Authentic-blue phosphorescent iridium(III) complexes bearing both hydride and benzyl diphenylphosphine; control of the emission efficiency by ligand coordination geometry.

Sequential treatment of IrCl(3) x nH(2)O with 2 equiv of benzyl diphenylphosphine (bdpH) and then 1 equiv of 3-trifluoromethyl-5-(2-pyridyl) pyrazole (fppzH) in 2-methoxyethanol gave formation to three isomeric complexes with formula [Ir(bdp)(fppz)(bdpH)H] (1-3). Their molecular structures were established by single crystal X-ray diffraction studies, showing existence of one monodentate phosphine bdpH, one terminal hydride, a cyclometalated bdp chelate, and a fppz chelate. Variation of the metal-ligand bond distances showed good agreement with those predicted by the trans effect. Raman spectroscopic analyses and the corresponding photophysical data are also recorded and compared.

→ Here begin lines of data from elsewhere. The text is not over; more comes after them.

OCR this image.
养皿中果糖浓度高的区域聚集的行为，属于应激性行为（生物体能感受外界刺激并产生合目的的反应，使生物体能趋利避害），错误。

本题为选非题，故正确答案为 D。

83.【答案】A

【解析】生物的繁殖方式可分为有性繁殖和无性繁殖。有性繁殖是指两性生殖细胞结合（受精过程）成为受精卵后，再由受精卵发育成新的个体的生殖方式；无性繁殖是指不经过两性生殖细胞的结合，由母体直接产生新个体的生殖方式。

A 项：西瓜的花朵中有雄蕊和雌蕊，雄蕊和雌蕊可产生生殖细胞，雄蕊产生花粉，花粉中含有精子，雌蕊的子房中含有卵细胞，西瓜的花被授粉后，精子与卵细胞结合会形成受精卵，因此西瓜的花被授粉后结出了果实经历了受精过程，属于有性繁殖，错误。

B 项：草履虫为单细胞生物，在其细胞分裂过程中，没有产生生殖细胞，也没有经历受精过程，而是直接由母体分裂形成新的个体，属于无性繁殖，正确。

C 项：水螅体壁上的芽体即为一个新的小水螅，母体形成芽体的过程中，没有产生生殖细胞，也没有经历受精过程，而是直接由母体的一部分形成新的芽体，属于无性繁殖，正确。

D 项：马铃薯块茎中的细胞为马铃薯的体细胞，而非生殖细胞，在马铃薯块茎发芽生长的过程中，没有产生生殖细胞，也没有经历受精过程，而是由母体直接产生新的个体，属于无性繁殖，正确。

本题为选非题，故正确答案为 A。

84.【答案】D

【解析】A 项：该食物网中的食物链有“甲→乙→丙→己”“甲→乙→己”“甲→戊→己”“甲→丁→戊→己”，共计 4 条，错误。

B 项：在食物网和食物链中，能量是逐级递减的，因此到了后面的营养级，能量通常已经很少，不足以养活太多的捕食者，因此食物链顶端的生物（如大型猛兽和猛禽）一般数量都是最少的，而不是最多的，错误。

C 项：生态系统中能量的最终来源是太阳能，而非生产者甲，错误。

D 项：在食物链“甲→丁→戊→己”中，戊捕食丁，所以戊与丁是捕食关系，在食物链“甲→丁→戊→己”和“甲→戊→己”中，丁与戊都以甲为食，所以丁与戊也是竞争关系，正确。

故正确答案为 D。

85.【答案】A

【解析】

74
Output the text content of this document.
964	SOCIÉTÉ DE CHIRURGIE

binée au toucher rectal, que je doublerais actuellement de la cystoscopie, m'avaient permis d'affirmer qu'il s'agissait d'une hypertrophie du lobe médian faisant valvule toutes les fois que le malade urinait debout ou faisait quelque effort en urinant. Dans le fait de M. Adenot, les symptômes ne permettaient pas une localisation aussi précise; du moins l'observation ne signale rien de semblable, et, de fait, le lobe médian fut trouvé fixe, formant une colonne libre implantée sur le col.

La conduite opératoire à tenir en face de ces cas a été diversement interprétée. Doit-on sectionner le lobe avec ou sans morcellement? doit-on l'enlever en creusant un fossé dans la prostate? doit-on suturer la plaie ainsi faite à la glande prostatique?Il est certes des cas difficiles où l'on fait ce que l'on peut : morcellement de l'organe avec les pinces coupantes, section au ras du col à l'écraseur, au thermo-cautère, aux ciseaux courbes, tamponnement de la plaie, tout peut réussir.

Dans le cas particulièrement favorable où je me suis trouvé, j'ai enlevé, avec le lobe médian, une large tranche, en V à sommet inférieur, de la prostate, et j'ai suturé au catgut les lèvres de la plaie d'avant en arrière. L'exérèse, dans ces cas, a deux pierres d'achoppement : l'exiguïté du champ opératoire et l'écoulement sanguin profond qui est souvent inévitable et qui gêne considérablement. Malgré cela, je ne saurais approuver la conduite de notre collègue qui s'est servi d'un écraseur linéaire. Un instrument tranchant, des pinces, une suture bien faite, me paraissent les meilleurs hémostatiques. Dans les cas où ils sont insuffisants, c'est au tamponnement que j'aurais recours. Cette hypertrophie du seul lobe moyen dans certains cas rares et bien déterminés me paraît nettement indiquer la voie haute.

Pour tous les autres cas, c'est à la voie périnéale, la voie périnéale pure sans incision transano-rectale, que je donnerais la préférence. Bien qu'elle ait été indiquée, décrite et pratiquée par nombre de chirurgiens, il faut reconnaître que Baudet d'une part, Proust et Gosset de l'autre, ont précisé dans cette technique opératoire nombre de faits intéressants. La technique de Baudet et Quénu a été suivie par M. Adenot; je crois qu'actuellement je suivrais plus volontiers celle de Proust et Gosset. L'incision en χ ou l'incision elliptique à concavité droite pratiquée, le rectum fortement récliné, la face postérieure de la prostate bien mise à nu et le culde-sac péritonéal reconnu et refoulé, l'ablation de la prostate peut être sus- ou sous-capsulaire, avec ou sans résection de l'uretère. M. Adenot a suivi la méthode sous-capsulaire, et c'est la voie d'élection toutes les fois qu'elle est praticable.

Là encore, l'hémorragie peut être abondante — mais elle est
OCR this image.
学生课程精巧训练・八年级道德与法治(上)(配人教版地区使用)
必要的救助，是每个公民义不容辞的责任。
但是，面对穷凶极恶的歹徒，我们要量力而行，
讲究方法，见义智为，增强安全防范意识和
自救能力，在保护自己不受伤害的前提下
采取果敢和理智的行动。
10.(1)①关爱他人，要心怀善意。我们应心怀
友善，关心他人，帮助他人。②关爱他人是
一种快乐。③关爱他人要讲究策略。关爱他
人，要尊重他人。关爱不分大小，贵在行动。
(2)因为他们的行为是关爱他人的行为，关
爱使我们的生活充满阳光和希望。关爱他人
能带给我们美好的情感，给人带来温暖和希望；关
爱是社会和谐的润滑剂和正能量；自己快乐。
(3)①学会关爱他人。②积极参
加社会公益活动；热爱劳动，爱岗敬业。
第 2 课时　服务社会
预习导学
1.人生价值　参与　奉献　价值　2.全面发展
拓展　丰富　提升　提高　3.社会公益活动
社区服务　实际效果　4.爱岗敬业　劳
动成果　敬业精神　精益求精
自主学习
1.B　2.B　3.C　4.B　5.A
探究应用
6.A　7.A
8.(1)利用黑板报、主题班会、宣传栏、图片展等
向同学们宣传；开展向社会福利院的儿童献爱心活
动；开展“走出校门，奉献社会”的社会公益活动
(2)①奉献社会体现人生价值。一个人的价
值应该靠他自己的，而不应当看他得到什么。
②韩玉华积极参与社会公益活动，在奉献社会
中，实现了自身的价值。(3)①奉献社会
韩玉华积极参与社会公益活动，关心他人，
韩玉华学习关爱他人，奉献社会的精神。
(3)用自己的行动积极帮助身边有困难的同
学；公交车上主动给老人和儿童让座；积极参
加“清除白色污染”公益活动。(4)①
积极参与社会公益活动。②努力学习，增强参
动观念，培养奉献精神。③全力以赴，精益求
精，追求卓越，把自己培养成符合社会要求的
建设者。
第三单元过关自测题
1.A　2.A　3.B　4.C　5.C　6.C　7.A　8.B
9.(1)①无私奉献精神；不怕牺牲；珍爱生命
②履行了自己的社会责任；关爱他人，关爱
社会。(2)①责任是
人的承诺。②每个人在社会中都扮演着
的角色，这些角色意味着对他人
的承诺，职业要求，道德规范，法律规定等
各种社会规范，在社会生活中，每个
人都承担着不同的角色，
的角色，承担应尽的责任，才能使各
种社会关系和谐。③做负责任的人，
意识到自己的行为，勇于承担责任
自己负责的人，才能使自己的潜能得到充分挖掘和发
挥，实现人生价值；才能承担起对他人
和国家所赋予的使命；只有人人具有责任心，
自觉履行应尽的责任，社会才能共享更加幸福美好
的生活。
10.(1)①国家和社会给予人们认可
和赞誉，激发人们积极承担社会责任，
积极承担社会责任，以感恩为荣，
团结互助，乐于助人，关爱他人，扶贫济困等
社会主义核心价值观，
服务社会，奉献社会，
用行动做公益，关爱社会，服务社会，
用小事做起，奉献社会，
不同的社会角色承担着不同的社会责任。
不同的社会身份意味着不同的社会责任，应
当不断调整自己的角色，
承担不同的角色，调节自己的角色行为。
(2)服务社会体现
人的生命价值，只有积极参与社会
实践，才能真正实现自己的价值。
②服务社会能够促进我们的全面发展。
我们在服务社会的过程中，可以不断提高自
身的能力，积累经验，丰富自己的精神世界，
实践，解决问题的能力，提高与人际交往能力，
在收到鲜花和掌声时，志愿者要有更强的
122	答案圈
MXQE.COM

Among all isomers complex 1 showed the worst emission efficiency, while complexes 2 and 3 exhibited the greatest luminescent efficiency in solid state and in degassed CH(2)Cl(2) solution at room temperature, respectively. This structural relationship could be due to the simultaneously weakened hydride and the monodentate bdpH bonding that are destabilized by the trans-pyrazolate anion and cyclometalated benzyl group, respectively.